A major highlight is the story of the Oswald family. His mother Marguerite (Jacki Weaver) seems crazier than he was, but more fascinating is that his brother, Robert Oswald is totally convinced of Lee Harvey’s guilt. That’s a character witness if I’ve ever seen one.

The “documentary” handheld style goes really overboard with the shaking and the focus pulling in the middle of a take, but it is effective when we only get fleeting glimpses of Jackie O, LBJ and JFK himself on the operating table. I feel like I’m really glad I saw Parkland and I am more informed about our history, while being engaged by it dramatically. I had some stylistic issues and some nitpicks but it shakes out favorably.

Under the Skin 

I guess I’ll just come right out and say it. Scarlett Johansson is naked in Under the Skin. It’s not free though. You really have to work for it, because this is art, man, it’s art. Under the Skin is a hardcore art film, which is its own kind of thrill to see in the atmosphere of the Toronto International Film Festival, but it doesn’t make any sense to me and it’s not interesting enough to try to figure out.

Laura (Johansson) is an alien visiting earth, but God bless the plot synopsis for saying so because I don’t think the opening shots of an eye forming with voiceover words really tell you that. I guess she’s practicing for speaking human? The film is artfully made by Jonathan Glazer, with a shadowy ScarJo against an all white screen, or more often ScarJo and various men as the figures of light against a black background.

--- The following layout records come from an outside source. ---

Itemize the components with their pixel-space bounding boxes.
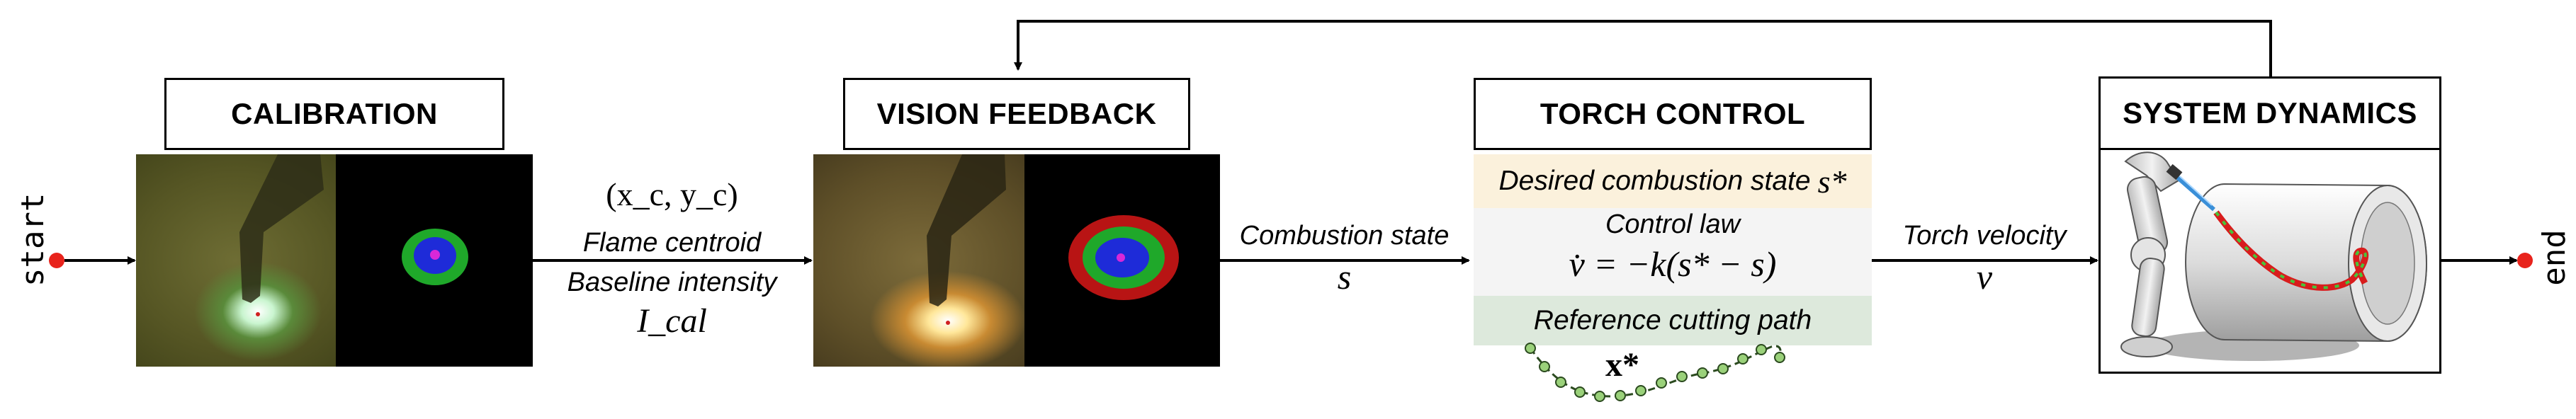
vision-raw-image xyxy=(813,154,1024,367)
calibration-raw-image xyxy=(136,154,336,367)
torch-control-law-label: Control law xyxy=(1605,210,1741,239)
end-dot xyxy=(2517,253,2533,268)
torch-header: TORCH CONTROL xyxy=(1474,78,1872,150)
calibration-header: CALIBRATION xyxy=(164,78,504,150)
feedback-loop-line xyxy=(1014,20,2272,76)
vision-header: VISION FEEDBACK xyxy=(843,78,1190,150)
torch-reference-label: Reference cutting path xyxy=(1533,305,1812,335)
torch-desired-math: s* xyxy=(1817,163,1847,200)
calibration-centroid-label: Flame centroid xyxy=(582,228,762,258)
vision-segmented-image xyxy=(1024,154,1220,367)
vision-combustion-label: Combustion state xyxy=(1239,221,1450,251)
torch-velocity-label: Torch velocity xyxy=(1902,221,2067,251)
dynamics-title: SYSTEM DYNAMICS xyxy=(2123,96,2417,130)
torch-desired-band: Desired combustion state s* xyxy=(1474,154,1872,208)
dynamics-header: SYSTEM DYNAMICS xyxy=(2098,76,2441,150)
torch-reference-band: Reference cutting path xyxy=(1474,296,1872,345)
torch-reference-math: x* xyxy=(1605,346,1639,384)
torch-control-law-math: v̇ = −k(s* − s) xyxy=(1569,244,1777,284)
start-dot xyxy=(49,253,64,268)
calibration-segmented-image xyxy=(336,154,533,367)
torch-title: TORCH CONTROL xyxy=(1540,97,1806,130)
calibration-centroid-math: (x_c, y_c) xyxy=(606,176,738,212)
torch-desired-label: Desired combustion state xyxy=(1498,166,1811,196)
calibration-intensity-math: I_cal xyxy=(637,302,707,340)
torch-control-band: Control law v̇ = −k(s* − s) xyxy=(1474,208,1872,296)
vision-title: VISION FEEDBACK xyxy=(876,97,1157,130)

Under the Skin is about watching stillness, watching behavior and it’s interesting because it’s at a festival and because it’s a big star experimenting. That face is captivating. There is one scene with a man in her van that is confrontational and kind of wonderful. Then there’s a scene of a guy washing dishes. Really?

Some people gave up but the walkouts were not too dramatic. It wasn’t an I Melt With You situation. I could handle staying, but I’m not inclined to interpret this. I’ll just watch. I’m too wiped out to bother.